Parte 1: Il lupo goloso
C'era una volta nella foresta un lupo chiamato Ulisse. Ulisse era un lupo molto goloso e non poteva resistere alla tentazione di mangiare tutto ciò che gli capitava a tiro. Un giorno, mentre passeggiava nel bosco alla ricerca di qualche prelibatezza, incontrò un coniglio molto astuto di nome Filippo.
"Buongiorno, caro lupo!" disse Filippo con un sorriso smagliante.
"Buongiorno, Filippo! Hai l'aria così succulento oggi, vorrei proprio gustarti!" rispose il lupo con un'espressione famelica.
"Oh, Ulisse, ma non vorresti piuttosto provare qualcosa di diverso? Ho sentito dire che nella radura vicina c'è un albero carico di mele deliziose!" suggerì Filippo cercando di distrarre il lupo dalla sua idea di farlo diventare il suo pranzo.
Il lupo annuì, attratto dall'idea di assaggiare qualcosa di dolce e succoso. Insieme si diressero verso la radura, dove effettivamente c'era un albero carico di mele rosse e invitanti.
Ulisse si avvicinò all'albero e iniziò a saltellare per afferrare una mela con la sua bocca affilata, ma ogni volta che ci provava, le mele gli scivolavano via.
"Che strano, sembra che queste mele non vogliano assolutamente farsi mangiare!" esclamò il lupo stupito.
Filippo rise di cuore. "Ah, Ulisse, non è che queste mele siano magiche! È solo che devi imparare a coglierle con delicatezza, altrimenti continueranno a schivarti!"
Il lupo capì il trucco e con pazienza e delicatezza riuscì finalmente a cogliere una mela. Quando la assaggiò, gli si illuminarono gli occhi.

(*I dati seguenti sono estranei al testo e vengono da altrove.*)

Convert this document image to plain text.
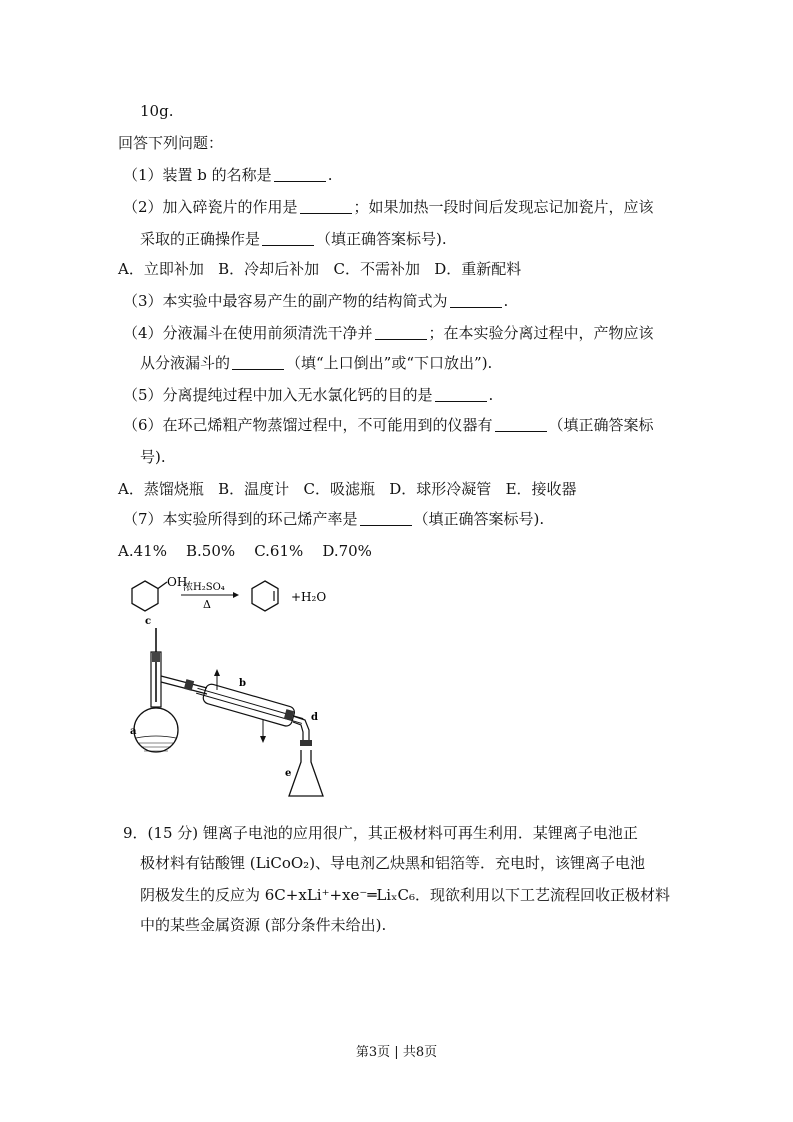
10g.
回答下列问题：
（1）装置 b 的名称是	.
（2）加入碎瓷片的作用是	；如果加热一段时间后发现忘记加瓷片，应该
采取的正确操作是	（填正确答案标号).
A．立即补加   B．冷却后补加   C．不需补加   D．重新配料
（3）本实验中最容易产生的副产物的结构简式为	.
（4）分液漏斗在使用前须清洗干净并	；在本实验分离过程中，产物应该
从分液漏斗的	（填“上口倒出”或“下口放出”).
（5）分离提纯过程中加入无水氯化钙的目的是	.
（6）在环己烯粗产物蒸馏过程中，不可能用到的仪器有	（填正确答案标
号).
A．蒸馏烧瓶   B．温度计   C．吸滤瓶   D．球形冷凝管   E．接收器
（7）本实验所得到的环己烯产率是	（填正确答案标号).
A.41%    B.50%    C.61%    D.70%
OH
浓H₂SO₄
Δ
+H₂O
c
a
b
d
e
9．(15 分) 锂离子电池的应用很广，其正极材料可再生利用．某锂离子电池正
极材料有钴酸锂 (LiCoO₂)、导电剂乙炔黑和铝箔等．充电时，该锂离子电池
阴极发生的反应为 6C+xLi⁺+xe⁻═LiₓC₆．现欲利用以下工艺流程回收正极材料
中的某些金属资源 (部分条件未给出).
第3页 | 共8页
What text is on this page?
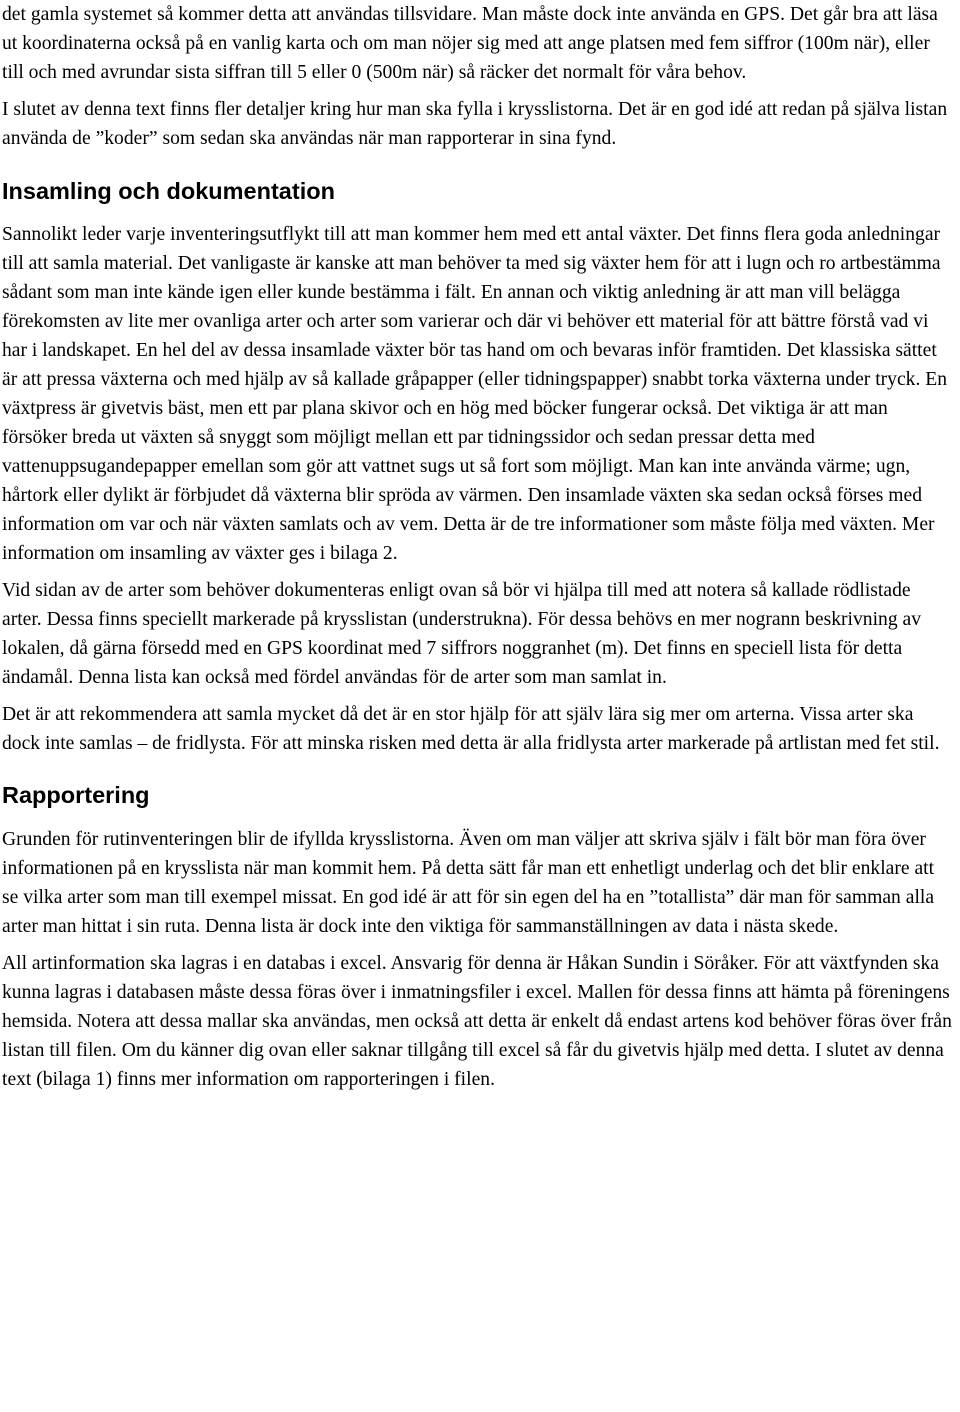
det gamla systemet så kommer detta att användas tillsvidare. Man måste dock inte använda en GPS. Det går bra att läsa ut koordinaterna också på en vanlig karta och om man nöjer sig med att ange platsen med fem siffror (100m när), eller till och med avrundar sista siffran till 5 eller 0 (500m när) så räcker det normalt för våra behov.

I slutet av denna text finns fler detaljer kring hur man ska fylla i krysslistorna. Det är en god idé att redan på själva listan använda de ”koder” som sedan ska användas när man rapporterar in sina fynd.

Insamling och dokumentation

Sannolikt leder varje inventeringsutflykt till att man kommer hem med ett antal växter. Det finns flera goda anledningar till att samla material. Det vanligaste är kanske att man behöver ta med sig växter hem för att i lugn och ro artbestämma sådant som man inte kände igen eller kunde bestämma i fält. En annan och viktig anledning är att man vill belägga förekomsten av lite mer ovanliga arter och arter som varierar och där vi behöver ett material för att bättre förstå vad vi har i landskapet. En hel del av dessa insamlade växter bör tas hand om och bevaras inför framtiden. Det klassiska sättet är att pressa växterna och med hjälp av så kallade gråpapper (eller tidningspapper) snabbt torka växterna under tryck. En växtpress är givetvis bäst, men ett par plana skivor och en hög med böcker fungerar också. Det viktiga är att man försöker breda ut växten så snyggt som möjligt mellan ett par tidningssidor och sedan pressar detta med vattenuppsugandepapper emellan som gör att vattnet sugs ut så fort som möjligt. Man kan inte använda värme; ugn, hårtork eller dylikt är förbjudet då växterna blir spröda av värmen. Den insamlade växten ska sedan också förses med information om var och när växten samlats och av vem. Detta är de tre informationer som måste följa med växten. Mer information om insamling av växter ges i bilaga 2.

Vid sidan av de arter som behöver dokumenteras enligt ovan så bör vi hjälpa till med att notera så kallade rödlistade arter. Dessa finns speciellt markerade på krysslistan (understrukna). För dessa behövs en mer nogrann beskrivning av lokalen, då gärna försedd med en GPS koordinat med 7 siffrors noggranhet (m). Det finns en speciell lista för detta ändamål. Denna lista kan också med fördel användas för de arter som man samlat in.

Det är att rekommendera att samla mycket då det är en stor hjälp för att själv lära sig mer om arterna. Vissa arter ska dock inte samlas – de fridlysta. För att minska risken med detta är alla fridlysta arter markerade på artlistan med fet stil.

Rapportering

Grunden för rutinventeringen blir de ifyllda krysslistorna. Även om man väljer att skriva själv i fält bör man föra över informationen på en krysslista när man kommit hem. På detta sätt får man ett enhetligt underlag och det blir enklare att se vilka arter som man till exempel missat. En god idé är att för sin egen del ha en ”totallista” där man för samman alla arter man hittat i sin ruta. Denna lista är dock inte den viktiga för sammanställningen av data i nästa skede.

All artinformation ska lagras i en databas i excel. Ansvarig för denna är Håkan Sundin i Söråker. För att växtfynden ska kunna lagras i databasen måste dessa föras över i inmatningsfiler i excel. Mallen för dessa finns att hämta på föreningens hemsida. Notera att dessa mallar ska användas, men också att detta är enkelt då endast artens kod behöver föras över från listan till filen. Om du känner dig ovan eller saknar tillgång till excel så får du givetvis hjälp med detta. I slutet av denna text (bilaga 1) finns mer information om rapporteringen i filen.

"Wow, Filippo, che bontà! Queste mele sono davvero deliziose, grazie per avermi fatto scoprire questo tesoro!" ringraziò il lupo con un sorriso sincero.
E così, Ulisse e Filippo trascorsero la giornata mangiando mele e ridendo insieme, diventando grandi amici.
Parte 2: Il lupo vanitoso
Passarono i giorni e Ulisse diventò sempre più vanitoso grazie alle lodi che riceveva per la sua abilità nel cogliere le mele. Un giorno, mentre si pavoneggiava per il bosco, incontrò una volpe chiamata Sofia.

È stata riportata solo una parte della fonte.